The foundation is designed to offer a made-to-measure finish depending on the application method, which will determine the level of coverage. Use your fingertips for light coverage; the flat brush creates medium coverage; while a round foundation buffing brush will blend to a full coverage finish. The brushes, from Dhs150 to Dhs375, are as much a part of the kit as the colour products, and are based on the shape of Peter’s own brushes which, after years of use, have been moulded into precision feature-contouring shapes. “The shape of the brush actually has an impact on your make-up,” he says.

To complement the foundation, there’s a contour palette which even the most Kardashian-averse will want to try, with four shades from lightest tan to fortnight-in-the-Maldives bronze. “I have been contouring since day one. But we did it very subtly and then it grew and grew and grew and became really extreme,” says Peter of the face-shading technique that polarises devotees of the cut cheek and those terrified of ‘visible’ make-up.

He has already noticed a tempering of the more extreme interpretations of the technique, which have taken over social media. “It’s a bit like the shoulder pads in the ’80s; it starts off small but then suddenly it’s too much. It doesn’t mean that the shoulder pads disappear, they just became more reasonable,” he says. “I think that extreme contouring is fading out but we keep the best of it. A bit of contouring with blush, highlighting; not the drag queen-inspired contouring any more. We went through that phase of extreme and now we’re back to basics.” And while it is possible to create a Kardashian contour with the palette, should you so desire, the shades are blendable to allow for what Peter describes as “almost invisible contouring.”

Perhaps even more essential than a contour to Dior’s army of millennial followers, ably led by Bella Hadid, is the light-catching gleam of a highlighted cheekbone. Step forward Dior Backstage’s Glow palette, which can be used for an icy finish or a warmer glow to fake sunset hour. “It gives that visual sensation,” Peter promises, adding, “A few years ago ‘natural’ was all about glow and shine. Now it’s going less in that direction. It’s luminosity, but less shine now.”

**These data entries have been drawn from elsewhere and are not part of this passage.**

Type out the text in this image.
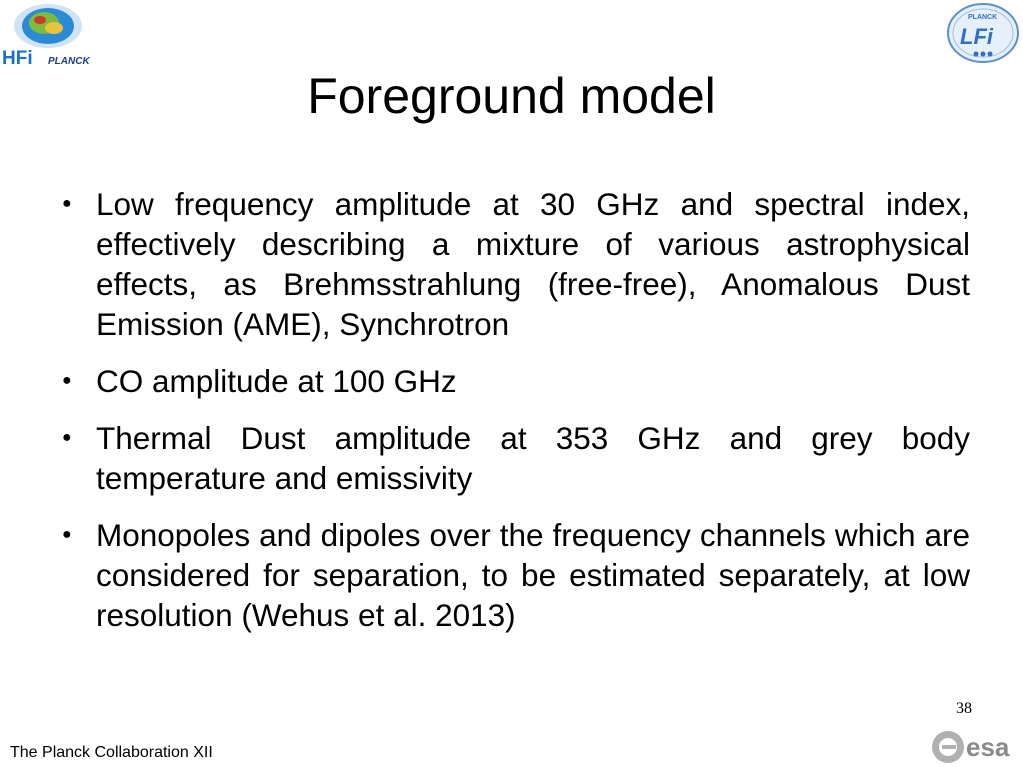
HFi PLANCK
PLANCK
LFi
Foreground model
● Low frequency amplitude at 30 GHz and spectral index, effectively describing a mixture of various astrophysical effects, as Brehmsstrahlung (free-free), Anomalous Dust Emission (AME), Synchrotron
● CO amplitude at 100 GHz
● Thermal Dust amplitude at 353 GHz and grey body temperature and emissivity
● Monopoles and dipoles over the frequency channels which are considered for separation, to be estimated separately, at low resolution (Wehus et al. 2013)
38
The Planck Collaboration XII	esa
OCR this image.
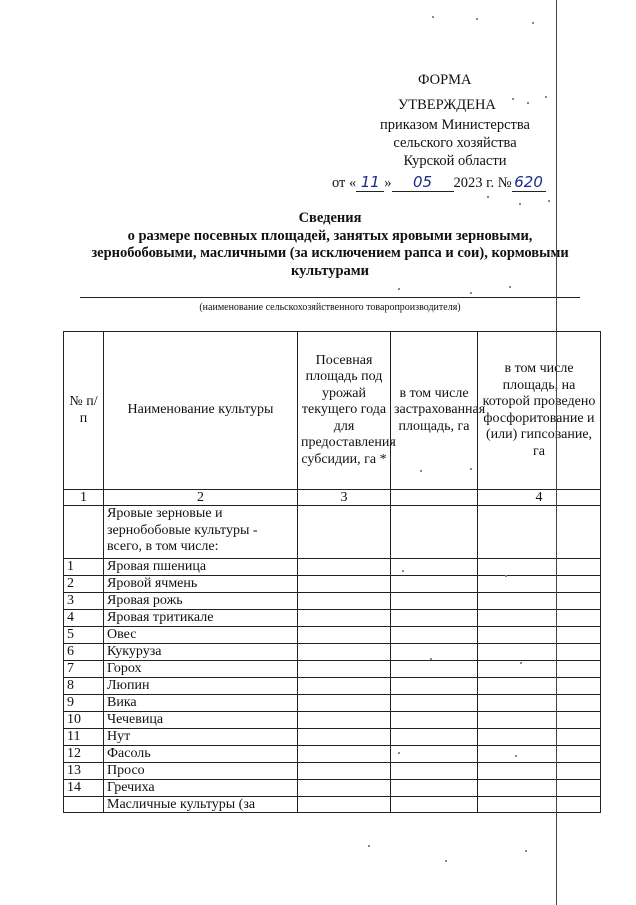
ФОРМА
УТВЕРЖДЕНА
приказом Министерства
сельского хозяйства
Курской области
от « 11 » 05 2023 г. № 620
Сведения
о размере посевных площадей, занятых яровыми зерновыми,
зернобобовыми, масличными (за исключением рапса и сои), кормовыми
культурами
(наименование сельскохозяйственного товаропроизводителя)
№ п/п	Наименование культуры	Посевная площадь под урожай текущего года для предоставления субсидии, га *	в том числе застрахованная площадь, га	в том числе площадь, на которой проведено фосфоритование и (или) гипсование, га
1	2	3		4
	Яровые зерновые и зернобобовые культуры - всего, в том числе:			
1	Яровая пшеница			
2	Яровой ячмень			
3	Яровая рожь			
4	Яровая тритикале			
5	Овес			
6	Кукуруза			
7	Горох			
8	Люпин			
9	Вика			
10	Чечевица			
11	Нут			
12	Фасоль			
13	Просо			
14	Гречиха			
	Масличные культуры (за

Designed with the convenience of modern life in mind, the nine-shade lip palette “can do almost anything”, Peter promises. From natural, glossy finishes through to matte satin, it’s a truly customisable way of applying lip colour. “Any way you combine them, they match together. It’s a no-brainer,” he smiles. Likewise the two eye palettes, in easy-to-navigate warm or cool, are, according to Peter, “Eye-palettes where you don’t have to be an expert. There are no mistakes.” So even if you’ve never seen a YouTube tutorial in your life, you’ll be able to make like a make-up pro. All the palettes, which include a brow kit with setting wax and two shades of powder, come packaged in transparent compacts so you can see the products at a glance – a neat trick that is as essential for women-on-the-run as it is for professional make-up artists.

For now, Dior Backstage is comprised of essentials. The foundations of your make-up maison if you will. However, plans are afoot to expand it to encompass the more outré side of editorial beauty – glitter and “things that are too extreme for the [main] Dior line,” Peter says. However, at its core, Dior Backstage celebrates Peter’s manifesto to, “Share my expertise and my experience to facilitate easy make-up.” This is real make-up, applied realistically, for real women. “My make-up is real and I think that shows people that it’s possible,” he says. “If you love make-up and playing with make-up, the possibilities are endless.”